Sprawled along the Kuskokwim River 40 miles from the Bering Sea and 400 air miles from Anchorage, Bethel, with a population of 5,665, is one of the largest communities in rural Alaska. It is also the transportation center and supply hub for the Yukon-Kuskokwim Delta region, providing food, fuel, medical care and other services for 56 surrounding villages.
Originally a Yup'ik settlement called "Mumtrekhlogamute," meaning “smokehouse people,” Bethel was named for the nearby fish smokehouse. A trading post arrived in the 1870s followed by the Moravian Church mission in 1884 and the town grew up around the mission and trading post.
Bethel is 68 percent Alaska Native or part Alaska Native.
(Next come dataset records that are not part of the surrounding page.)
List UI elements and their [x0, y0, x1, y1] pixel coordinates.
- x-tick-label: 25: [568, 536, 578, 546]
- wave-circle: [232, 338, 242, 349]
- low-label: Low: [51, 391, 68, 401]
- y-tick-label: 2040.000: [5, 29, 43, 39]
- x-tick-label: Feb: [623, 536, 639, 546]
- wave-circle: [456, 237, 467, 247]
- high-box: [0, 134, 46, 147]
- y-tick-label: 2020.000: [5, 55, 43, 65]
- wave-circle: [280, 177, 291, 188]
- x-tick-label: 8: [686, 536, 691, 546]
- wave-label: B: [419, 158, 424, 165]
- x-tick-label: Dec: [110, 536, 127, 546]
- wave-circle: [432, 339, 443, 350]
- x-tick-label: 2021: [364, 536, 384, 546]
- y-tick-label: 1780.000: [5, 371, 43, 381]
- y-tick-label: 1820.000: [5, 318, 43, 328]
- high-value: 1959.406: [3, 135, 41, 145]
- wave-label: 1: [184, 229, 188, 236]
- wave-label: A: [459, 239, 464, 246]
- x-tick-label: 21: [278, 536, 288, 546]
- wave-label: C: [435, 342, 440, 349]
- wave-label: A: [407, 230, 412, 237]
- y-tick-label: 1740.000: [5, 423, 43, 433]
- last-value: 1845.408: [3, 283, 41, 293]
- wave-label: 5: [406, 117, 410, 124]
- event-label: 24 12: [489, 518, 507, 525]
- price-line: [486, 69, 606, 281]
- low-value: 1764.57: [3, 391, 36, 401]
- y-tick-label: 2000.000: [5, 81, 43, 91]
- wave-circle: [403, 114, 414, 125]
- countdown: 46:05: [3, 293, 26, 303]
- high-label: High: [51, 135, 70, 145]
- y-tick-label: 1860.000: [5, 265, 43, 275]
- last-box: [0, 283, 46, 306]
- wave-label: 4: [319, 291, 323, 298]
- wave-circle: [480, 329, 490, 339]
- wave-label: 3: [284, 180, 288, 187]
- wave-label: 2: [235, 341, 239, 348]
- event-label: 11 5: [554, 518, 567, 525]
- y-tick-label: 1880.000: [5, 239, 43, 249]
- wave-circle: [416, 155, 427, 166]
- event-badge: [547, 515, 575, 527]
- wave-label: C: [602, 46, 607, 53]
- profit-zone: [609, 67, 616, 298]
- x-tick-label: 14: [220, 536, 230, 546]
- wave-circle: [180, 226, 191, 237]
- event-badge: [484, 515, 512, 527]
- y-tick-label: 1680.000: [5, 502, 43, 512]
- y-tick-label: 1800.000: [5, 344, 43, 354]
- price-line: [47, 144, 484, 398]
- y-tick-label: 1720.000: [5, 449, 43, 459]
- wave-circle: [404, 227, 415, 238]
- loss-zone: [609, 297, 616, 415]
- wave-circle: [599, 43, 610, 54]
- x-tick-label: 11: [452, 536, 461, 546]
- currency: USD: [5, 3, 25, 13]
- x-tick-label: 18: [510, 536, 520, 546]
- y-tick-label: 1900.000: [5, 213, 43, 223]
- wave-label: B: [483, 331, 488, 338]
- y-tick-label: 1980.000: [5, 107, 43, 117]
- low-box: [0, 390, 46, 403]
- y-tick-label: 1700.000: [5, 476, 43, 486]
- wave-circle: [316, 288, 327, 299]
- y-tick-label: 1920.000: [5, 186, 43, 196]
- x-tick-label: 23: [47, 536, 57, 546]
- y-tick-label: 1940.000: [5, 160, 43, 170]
Not surprisingly, traditional Yup’ik Eskimo practices and language remain predominant in the area, as do subsistence activities such as the gathering of salmon, game birds and berries.
Things to do
Avid birders will be impressed by the 20-million-acre Yukon Delta National Wildlife Refuge, which encircles the community of Bethel. It is the largest wildlife refuge in the country. The refuge is a landscape of tundra marshes, lakes and streams that supports one of the largest concentrations of waterfowl in the world. Every spring, a spectacle can be seen as 2 million waterfowl, 750,000 geese and 100 million shorebirds return to their habitats to nest.
Those looking to visit the refuge can charter a boat or floatplane for opportunities to get up close for wildlife observation and photography. The Yukon Delta National Wildlife Refuge Visitor Center in Bethel can help visitors connect with transportation and guides. Hiking in this marshy tundra can be difficult but you can explore the unusual terrain at Pinky's Park in town, which features a nearly two-mile boardwalk over the tundra.
Bethel comes alive during its two main festivals. The Kuskokwim 300, often regarded as one of the top mid-distance dog sled races in the world, is held in mid-January, while the Cama-i Dance Festival is held the last weekend of March. The three-day dance festival is sponsored by the Bethel Council on the Arts and involves participants from other states and countries along with local dancers.